Personal information
- Born: January 4, 1985 (age 41) Austin, Texas, U.S.
- Listed height: 5 ft 10 in (1.78 m)
- Listed weight: 201 lb (91 kg)

Career information
- High school: Austin (TX) Bowie
- College: Texas (2003–2007)
- NFL draft: 2008: undrafted

Career history
- Minnesota Vikings (2008)*;
- * Offseason or practice squad member only

Awards and highlights
- BCS national champion (2005); First-team All-Big 12 (2007);

= Marcus Griffin =

American football player (born 1985)

Marcus Kevin Griffin (born January 4, 1985) is an American former football safety. He played college football at the University of Texas and entered the 2008 NFL draft; however, he went unselected. Griffin was signed as an undrafted free agent by the Minnesota Vikings on April 28, 2008, but subsequently waived on June 30, 2008. He has a twin brother Michael, who played with him at Texas.

==Early life==
Griffin attended Bowie High School where he was coached by Jeff Ables. As a senior, he earned Austin American-Statesman All-Central Texas honors as a defensive back and was first team All-district on both offense and defense. He made 82 tackles-including 62 solo, 3 interceptions, and 1 fumble recovery. He also played quarterback. As a quarterback he threw for 1028 yards and rushed for 560.

==College career==
Griffin was a walk-on at UT in 2003. The 5th year strong safety had a great first year as a starter as he earned UT's Outstanding Defensive Newcomer Award. In all 5 years in college, he had 227 tackles, 6 interceptions and 91 yards.
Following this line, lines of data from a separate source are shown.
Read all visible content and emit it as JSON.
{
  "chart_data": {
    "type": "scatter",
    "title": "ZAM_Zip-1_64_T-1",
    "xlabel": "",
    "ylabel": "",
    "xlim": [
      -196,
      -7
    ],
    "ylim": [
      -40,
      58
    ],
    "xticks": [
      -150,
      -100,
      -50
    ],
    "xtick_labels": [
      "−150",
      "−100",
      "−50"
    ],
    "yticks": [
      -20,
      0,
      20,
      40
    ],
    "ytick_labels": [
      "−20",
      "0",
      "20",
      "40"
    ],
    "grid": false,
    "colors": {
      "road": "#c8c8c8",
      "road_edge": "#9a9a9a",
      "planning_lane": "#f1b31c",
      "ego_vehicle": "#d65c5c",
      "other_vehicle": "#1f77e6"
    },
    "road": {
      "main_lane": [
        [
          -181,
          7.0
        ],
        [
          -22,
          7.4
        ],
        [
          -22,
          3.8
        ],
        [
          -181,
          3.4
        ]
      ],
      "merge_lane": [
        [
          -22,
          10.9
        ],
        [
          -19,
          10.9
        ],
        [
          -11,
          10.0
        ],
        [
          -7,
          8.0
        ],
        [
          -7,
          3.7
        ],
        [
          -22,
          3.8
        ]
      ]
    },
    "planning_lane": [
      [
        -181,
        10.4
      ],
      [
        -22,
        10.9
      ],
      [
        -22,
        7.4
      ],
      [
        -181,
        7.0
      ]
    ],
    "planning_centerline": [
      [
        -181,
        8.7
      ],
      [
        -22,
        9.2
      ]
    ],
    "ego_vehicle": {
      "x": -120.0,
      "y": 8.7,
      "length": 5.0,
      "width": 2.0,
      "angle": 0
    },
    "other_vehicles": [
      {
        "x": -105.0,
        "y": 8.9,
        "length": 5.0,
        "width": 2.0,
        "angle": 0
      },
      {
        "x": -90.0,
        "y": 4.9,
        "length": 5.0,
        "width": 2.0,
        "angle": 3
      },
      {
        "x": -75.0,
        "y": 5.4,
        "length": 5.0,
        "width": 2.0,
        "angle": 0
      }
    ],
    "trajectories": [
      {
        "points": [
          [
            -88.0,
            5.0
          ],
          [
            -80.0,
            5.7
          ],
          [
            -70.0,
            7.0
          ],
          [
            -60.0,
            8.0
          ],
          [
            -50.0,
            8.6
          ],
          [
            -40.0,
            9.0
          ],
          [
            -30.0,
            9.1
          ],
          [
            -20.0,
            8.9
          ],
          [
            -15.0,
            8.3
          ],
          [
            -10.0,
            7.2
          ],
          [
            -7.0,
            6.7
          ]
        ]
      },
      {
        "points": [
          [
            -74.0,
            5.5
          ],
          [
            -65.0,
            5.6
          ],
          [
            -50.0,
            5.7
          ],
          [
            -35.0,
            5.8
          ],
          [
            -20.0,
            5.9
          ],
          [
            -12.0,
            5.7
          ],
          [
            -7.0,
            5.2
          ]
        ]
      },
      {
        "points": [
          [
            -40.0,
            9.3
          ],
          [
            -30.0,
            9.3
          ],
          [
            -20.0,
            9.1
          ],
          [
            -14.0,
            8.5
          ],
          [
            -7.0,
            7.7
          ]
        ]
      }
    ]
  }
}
Griffin started his career with the Longhorns as a redshirt freshman with the 2004 Texas Longhorns football team. That year, he played in all 12 games and made 10 tackles, including 7 on special teams.

In 2005, he played in all 13 games for the 2005 Texas Longhorns football team at free safety and on special teams and recorded 32 tackles.

In 2006, he appeared in 11 games for the 2006 Texas Longhorns football team, starting 10, all at strong safety. The two missed games were against Rice and Baylor and were due to injury. He was named a second-team Academic All-Big 12 honoree as well as UT's Outstanding Defensive Newcomer.

Griffin had a great 2007 senior season, in which he led the Longhorns in tackles (99) and interceptions (5).

==Personal==
Marcus' twin brother, Michael Griffin, was also a defensive back at UT. Michael was a first rounder for the Tennessee Titans in the 2007 NFL draft. Their parents, Ronald and Mae, are both retired from the United States Armed Forces.